Walmart affiche de solides performances opérationnelles, mais cette réussite suscite une nouvelle interrogation pour les investisseurs : l’action est-elle devenue trop chère ?
Le plus grand détaillant mondial continue de gagner des parts de marché, d’attirer une clientèle plus aisée et de bénéficier de sa réputation de valeur refuge en période d’incertitude. Pourtant, la valorisation actuelle suggère qu’un excès d’optimisme est déjà intégré dans le cours, note Spencer Jakab du Wall Street Journal.

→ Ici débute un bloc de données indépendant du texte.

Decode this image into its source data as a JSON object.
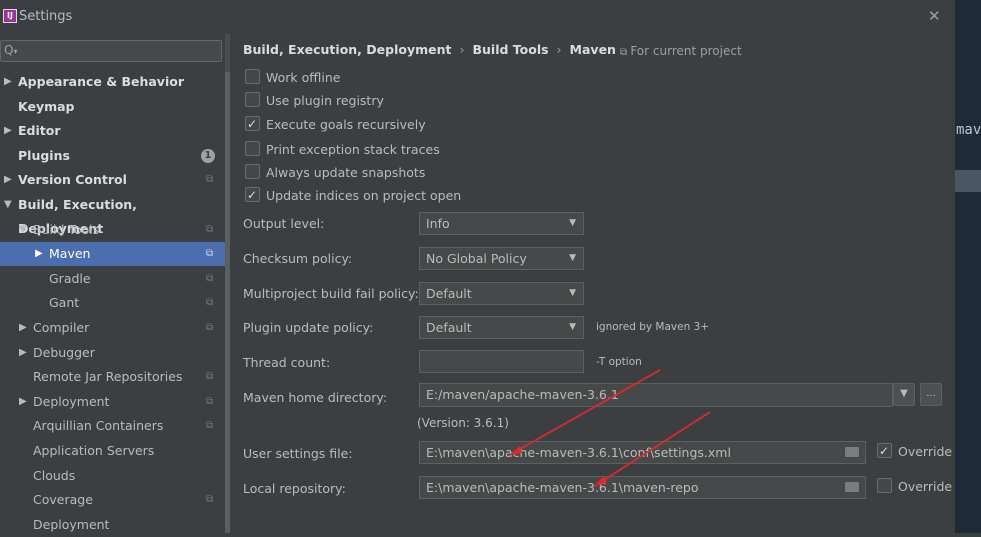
{
  "window": {
    "title": "Settings",
    "close_glyph": "✕",
    "app_icon_text": "IJ"
  },
  "background_text": "mav",
  "search": {
    "placeholder": "",
    "icon": "search-icon"
  },
  "tree": [
    {
      "label": "Appearance & Behavior",
      "bold": true,
      "arrow": "▶"
    },
    {
      "label": "Keymap",
      "bold": true
    },
    {
      "label": "Editor",
      "bold": true,
      "arrow": "▶"
    },
    {
      "label": "Plugins",
      "bold": true,
      "badge": "1"
    },
    {
      "label": "Version Control",
      "bold": true,
      "arrow": "▶",
      "project": true
    },
    {
      "label": "Build, Execution, Deployment",
      "bold": true,
      "arrow": "▼"
    },
    {
      "label": "Build Tools",
      "arrow": "▼",
      "project": true
    },
    {
      "label": "Maven",
      "arrow": "▶",
      "project": true,
      "selected": true
    },
    {
      "label": "Gradle",
      "project": true
    },
    {
      "label": "Gant",
      "project": true
    },
    {
      "label": "Compiler",
      "arrow": "▶",
      "project": true
    },
    {
      "label": "Debugger",
      "arrow": "▶"
    },
    {
      "label": "Remote Jar Repositories",
      "project": true
    },
    {
      "label": "Deployment",
      "arrow": "▶",
      "project": true
    },
    {
      "label": "Arquillian Containers",
      "project": true
    },
    {
      "label": "Application Servers"
    },
    {
      "label": "Clouds"
    },
    {
      "label": "Coverage",
      "project": true
    },
    {
      "label": "Deployment"
    }
  ],
  "breadcrumb": {
    "items": [
      "Build, Execution, Deployment",
      "Build Tools",
      "Maven"
    ],
    "separator": "›"
  },
  "for_current_project": "For current project",
  "checkboxes": [
    {
      "label": "Work offline",
      "checked": false
    },
    {
      "label": "Use plugin registry",
      "checked": false
    },
    {
      "label": "Execute goals recursively",
      "checked": true
    },
    {
      "label": "Print exception stack traces",
      "checked": false
    },
    {
      "label": "Always update snapshots",
      "checked": false
    },
    {
      "label": "Update indices on project open",
      "checked": true
    }
  ],
  "output_level": {
    "label": "Output level:",
    "value": "Info"
  },
  "checksum_policy": {
    "label": "Checksum policy:",
    "value": "No Global Policy"
  },
  "multiproject_policy": {
    "label": "Multiproject build fail policy:",
    "value": "Default"
  },
  "plugin_update_policy": {
    "label": "Plugin update policy:",
    "value": "Default",
    "note": "ignored by Maven 3+"
  },
  "thread_count": {
    "label": "Thread count:",
    "value": "",
    "note": "-T option"
  },
  "maven_home": {
    "label": "Maven home directory:",
    "value": "E:/maven/apache-maven-3.6.1",
    "version": "(Version: 3.6.1)",
    "browse": "..."
  },
  "user_settings": {
    "label": "User settings file:",
    "value": "E:\\maven\\apache-maven-3.6.1\\conf\\settings.xml",
    "override_label": "Override",
    "override_checked": true
  },
  "local_repository": {
    "label": "Local repository:",
    "value": "E:\\maven\\apache-maven-3.6.1\\maven-repo",
    "override_label": "Override",
    "override_checked": false
  },
  "colors": {
    "background": "#3c3f41",
    "selection": "#4b6eaf",
    "annotation_arrow": "#e02828"
  }
}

Performances solides et attrait défensif
Les résultats de Walmart demeurent impressionnants. Sa croissance de chiffre d’affaires dépasse nettement celle de concurrents comme Target, tandis que ses magasins physiques et ses canaux de vente en ligne affichent une bonne performance.
Dans un monde marqué par les tensions commerciales, la pression sur les budgets des ménages et les rapides évolutions technologiques, les investisseurs recherchent des entreprises offrant des flux de trésorerie prévisibles et des avantages d’échelle, exactement ce pour quoi Walmart est réputé.
De plus, l’entreprise est considérée comme un « dividend aristocrat », avec plus de cinquante ans de hausses annuelles de dividendes. Dans un marché incertain, ce type de sociétés classiques et concrètes retrouve les faveurs des investisseurs.
Valorisation à un niveau historiquement élevé
C’est justement cette popularité qui a fortement fait grimper la valorisation. Sur la base d’un indicateur couramment utilisé pour évaluer les flux de trésorerie, Walmart se situe désormais à un niveau rarement atteint dans l’histoire. Ainsi, le titre est devenu plus cher que les grands noms de la technologie comme Microsoft, Amazon et Meta, un changement remarquable pour un détaillant traditionnel.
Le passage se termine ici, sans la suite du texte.